Minimum Social Standards
I believe it is the duty of every democracy to reaffirm the minimum standards of a civilized society. In a civilized society, every citizen should have access to health care, food and shelter. There is a major difference between a country which provides social programmes for those in need and a country where the state controls the economy and regulates the lives of its citizens.
But we in Canada must re-examine our social programmes in order to make them more efficient. If you have the means to pay for services such as education and health, then you should pay your fair share. In other words, universality as we know it in Canada no longer works.
Where Does Canada Go From Here?
Now that I have outlined some of this country's major structural problems, the question naturally arises: Where do we go from here?
In my opinion Canada has a window of five or maybe seven years to correct these major problems, because if we do not fix the problems, this country will inevitably go bankrupt. These are the laws of economics, and they are stronger than any politician or Parliament.
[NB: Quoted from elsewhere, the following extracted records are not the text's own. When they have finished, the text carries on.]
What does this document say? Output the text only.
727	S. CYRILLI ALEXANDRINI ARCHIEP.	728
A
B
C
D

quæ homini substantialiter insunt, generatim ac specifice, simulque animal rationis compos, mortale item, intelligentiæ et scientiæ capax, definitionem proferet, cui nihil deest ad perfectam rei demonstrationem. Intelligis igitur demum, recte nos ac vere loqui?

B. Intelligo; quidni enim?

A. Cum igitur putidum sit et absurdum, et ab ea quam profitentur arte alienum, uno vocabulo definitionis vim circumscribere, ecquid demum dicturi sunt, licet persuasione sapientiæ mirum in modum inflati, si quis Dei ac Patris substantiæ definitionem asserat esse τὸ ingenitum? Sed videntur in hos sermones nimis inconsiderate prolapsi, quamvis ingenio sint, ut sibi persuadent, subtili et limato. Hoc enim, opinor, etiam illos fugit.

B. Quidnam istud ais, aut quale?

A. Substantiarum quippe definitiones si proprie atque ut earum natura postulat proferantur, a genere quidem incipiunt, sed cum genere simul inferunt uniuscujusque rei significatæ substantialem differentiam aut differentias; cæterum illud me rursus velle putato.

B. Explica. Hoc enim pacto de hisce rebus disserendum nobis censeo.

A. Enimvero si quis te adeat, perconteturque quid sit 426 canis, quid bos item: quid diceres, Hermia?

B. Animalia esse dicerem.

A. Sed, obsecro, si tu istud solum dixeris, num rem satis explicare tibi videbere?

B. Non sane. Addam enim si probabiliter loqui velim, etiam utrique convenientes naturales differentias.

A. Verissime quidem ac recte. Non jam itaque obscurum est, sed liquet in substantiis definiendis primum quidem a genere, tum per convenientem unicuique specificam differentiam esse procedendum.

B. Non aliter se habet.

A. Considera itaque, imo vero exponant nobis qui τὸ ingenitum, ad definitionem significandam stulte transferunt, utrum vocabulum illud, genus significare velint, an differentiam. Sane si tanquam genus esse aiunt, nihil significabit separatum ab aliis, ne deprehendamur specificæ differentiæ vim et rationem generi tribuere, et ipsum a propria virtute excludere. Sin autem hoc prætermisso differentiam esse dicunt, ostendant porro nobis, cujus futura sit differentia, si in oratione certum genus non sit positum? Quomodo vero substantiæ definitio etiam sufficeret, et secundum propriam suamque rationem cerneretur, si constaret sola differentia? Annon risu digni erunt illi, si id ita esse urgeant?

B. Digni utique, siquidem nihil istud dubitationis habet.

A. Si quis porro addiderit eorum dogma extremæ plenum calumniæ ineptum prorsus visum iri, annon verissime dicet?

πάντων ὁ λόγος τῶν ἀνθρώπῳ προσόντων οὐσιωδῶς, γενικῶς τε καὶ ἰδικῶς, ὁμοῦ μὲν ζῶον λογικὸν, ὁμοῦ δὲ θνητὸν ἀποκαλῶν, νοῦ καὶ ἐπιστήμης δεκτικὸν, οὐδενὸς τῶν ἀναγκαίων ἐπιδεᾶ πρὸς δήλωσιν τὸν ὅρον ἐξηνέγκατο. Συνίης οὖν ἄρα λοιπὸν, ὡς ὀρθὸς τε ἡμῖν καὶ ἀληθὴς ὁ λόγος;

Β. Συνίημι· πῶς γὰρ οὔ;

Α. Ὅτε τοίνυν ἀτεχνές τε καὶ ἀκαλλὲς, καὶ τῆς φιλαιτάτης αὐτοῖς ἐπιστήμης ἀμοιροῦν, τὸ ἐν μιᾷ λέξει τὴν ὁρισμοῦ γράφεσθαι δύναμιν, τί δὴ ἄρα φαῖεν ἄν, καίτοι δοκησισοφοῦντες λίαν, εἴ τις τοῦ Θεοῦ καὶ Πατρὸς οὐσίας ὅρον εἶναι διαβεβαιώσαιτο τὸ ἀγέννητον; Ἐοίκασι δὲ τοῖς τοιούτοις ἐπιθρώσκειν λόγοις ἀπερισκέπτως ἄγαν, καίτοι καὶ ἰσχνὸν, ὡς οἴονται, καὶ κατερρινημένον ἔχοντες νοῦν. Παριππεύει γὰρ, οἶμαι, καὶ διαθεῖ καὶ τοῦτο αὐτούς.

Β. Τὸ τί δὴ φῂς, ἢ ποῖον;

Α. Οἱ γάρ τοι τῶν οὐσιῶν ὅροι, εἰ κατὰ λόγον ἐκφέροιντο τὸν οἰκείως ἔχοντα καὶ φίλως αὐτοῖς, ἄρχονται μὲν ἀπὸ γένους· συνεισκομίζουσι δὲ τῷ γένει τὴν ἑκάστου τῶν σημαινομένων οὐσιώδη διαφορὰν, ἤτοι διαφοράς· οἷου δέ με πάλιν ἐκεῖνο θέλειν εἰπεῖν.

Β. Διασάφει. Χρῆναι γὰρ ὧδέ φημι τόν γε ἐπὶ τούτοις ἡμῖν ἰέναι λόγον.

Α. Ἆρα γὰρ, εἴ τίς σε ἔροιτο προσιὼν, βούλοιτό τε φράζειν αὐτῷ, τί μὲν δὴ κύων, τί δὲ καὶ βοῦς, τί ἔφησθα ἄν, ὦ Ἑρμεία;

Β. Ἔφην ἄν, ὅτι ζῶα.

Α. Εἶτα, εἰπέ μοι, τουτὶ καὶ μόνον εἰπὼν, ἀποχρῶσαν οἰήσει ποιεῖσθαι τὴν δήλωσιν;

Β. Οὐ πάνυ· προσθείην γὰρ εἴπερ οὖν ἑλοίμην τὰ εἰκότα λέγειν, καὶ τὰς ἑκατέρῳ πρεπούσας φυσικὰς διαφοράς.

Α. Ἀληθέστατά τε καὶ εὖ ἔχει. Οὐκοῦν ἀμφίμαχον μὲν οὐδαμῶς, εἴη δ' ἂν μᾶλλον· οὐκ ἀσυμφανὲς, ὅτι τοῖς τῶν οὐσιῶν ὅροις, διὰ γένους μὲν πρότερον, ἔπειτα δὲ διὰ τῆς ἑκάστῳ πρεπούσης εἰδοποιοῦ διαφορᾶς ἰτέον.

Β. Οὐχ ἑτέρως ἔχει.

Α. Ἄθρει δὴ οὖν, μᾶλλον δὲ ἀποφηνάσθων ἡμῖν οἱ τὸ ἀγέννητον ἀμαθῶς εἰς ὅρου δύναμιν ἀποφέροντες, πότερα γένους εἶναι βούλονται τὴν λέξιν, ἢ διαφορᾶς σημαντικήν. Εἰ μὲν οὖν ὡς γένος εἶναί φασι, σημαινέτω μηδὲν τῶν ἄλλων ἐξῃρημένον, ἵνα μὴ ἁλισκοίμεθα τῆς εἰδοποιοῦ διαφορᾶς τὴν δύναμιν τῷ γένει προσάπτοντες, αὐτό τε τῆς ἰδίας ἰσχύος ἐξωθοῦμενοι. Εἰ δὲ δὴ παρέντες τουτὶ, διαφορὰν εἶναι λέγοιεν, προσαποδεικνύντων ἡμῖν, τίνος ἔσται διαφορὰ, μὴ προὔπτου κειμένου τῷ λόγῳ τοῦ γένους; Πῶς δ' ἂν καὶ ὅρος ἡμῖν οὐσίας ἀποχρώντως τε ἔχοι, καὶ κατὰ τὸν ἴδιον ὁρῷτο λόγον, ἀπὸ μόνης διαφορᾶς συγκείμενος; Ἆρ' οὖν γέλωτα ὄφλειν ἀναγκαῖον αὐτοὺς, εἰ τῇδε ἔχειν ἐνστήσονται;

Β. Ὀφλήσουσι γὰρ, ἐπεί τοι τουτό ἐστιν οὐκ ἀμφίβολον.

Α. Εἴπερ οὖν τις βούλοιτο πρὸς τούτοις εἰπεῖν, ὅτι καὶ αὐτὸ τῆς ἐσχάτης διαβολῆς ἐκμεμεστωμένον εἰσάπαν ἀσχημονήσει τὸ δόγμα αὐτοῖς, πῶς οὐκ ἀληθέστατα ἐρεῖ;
Unless we begin to address the fundamental structural flaws I have highlighted, then it is inevitable that we will experience increased social problems. Crime will rise dramatically and poverty will spread. That is why I am so deeply concerned about the state of our country today. I do not want to paint an overly-pessimistic picture. If anything, I perhaps have not stressed enough what I believe is the real gravity and urgency of the situation.
Conclusion--Ensuring Canada's Prosperity
But if Canada enacted changes of the sort I have mentioned; if we revamp our education system and depoliticize our Parliament; if we cut the fat out of government and establish a fair and clear-cut tax system; then we could transform from a country burdened by excessive government and bureaucracy into one of the most progressive and prosperous countries in the world. Money and capital would begin flowing back into this country instead of flowing out. By tackling some of the problems I have outlined, the country could become more efficient and productive, and the national debt could be eliminated in a relatively short period of time. We would develop a sound economic environment that would allow us to take care of all those who, for one reason or another, cannot take care of themselves.
In short, we need to move away from the priorities of politics and toward the reality of global economics. Therein lies the promise of prosperity.
Appeal To The People Of Canada
I urge everyone--all Canadian citizens--to work at reinforcing the economic fabric of our country. Because that fabric is unravelling at a pace much quicker than many people realize. And it would be a shame to watch this great country slide into poverty without fighting to save it.
I still have hope. There is still time to change our course of action. I often get criticized for being outspoken. But I love this country, and I would be remiss if I did not stand up and speak out for what I think needs to be done. Thank you very much.
The appreciation of the meeting was expressed by Tom Wells, President, T. L. W. Consulting and a Director, The Empire Club of Canada.